Having spent the last more than a decade in Seattle, the land of no screens, I have grown unaccustomed to bugs. My high and mighty organic principles are being challenged by the tropics. Powder post beetles destroyed most of the first harvest of bamboo for Jonathan's company and they are present in each hand crafted bamboo basket I can't keep myself from buying in Catarina. I keep spraying the baskets with Raid, but it only helps momentarily. I'm terrified the beetles will get into the ancient wood of the house and destroy it. In desperation the other day, I soaked the baskets in the insecticide I found in the closet. Riccardo had bought it to but on the lawn for the mosquitos, but I wouldn't let him use it. I mixed up a big batch, doused the baskets in it and dumped it on the garden.

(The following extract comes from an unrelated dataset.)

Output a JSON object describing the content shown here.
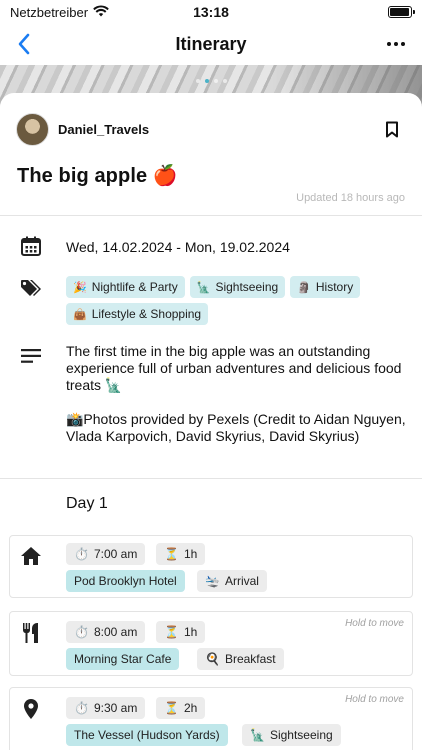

There are several types of mosquitos. The teeny tiny ones at night that you can't see but leave three inch welts on your body when they bite. I have screens and a bed net, but still, they are a problem. The medium sized evening ones that live under the dining room table and make tiny bites on your ankles. Guests are always sitting with their legs on a chair, I notice. Then there are the dreaded day time mosquitos, which can have dengue. The biggish, blackish ones. The health department has come by several times putting crystals in all standing water including flower vases. When I ask where I can buy some of those - to keep the flower vases freshly sprinkled - they tell me you can't buy it anywhere. The dengue outbreak is worst in Masaya and Managua and I sure wish I could get my hands on some prementherine so I could treat the boys school uniforms. For a while, I was convinced that Eucalyptus oil repelled mosquitoes, but I think I was just smearing it all over my legs the week after the health department came.
Cockroaches don't bother me, so I won't mention them except to say, they ARE big. Spiders never bothered me before, but there are so many tiny ones. That brings us to ants. The most hated ones are living in the cracks in the ground that I always step on. Their bites itch like crazy for days. The house and garden ants don't bite, but they do swarm over every bit of food. Wiping the counters with eucalyptus oil doesn't help.
I was once sitting at a restaurant in Catharina and as I was eating, the waitress was spraying the table cloth on each little table with a big cloud of Raid. I was horrified and disgusted, but now I sort of understand.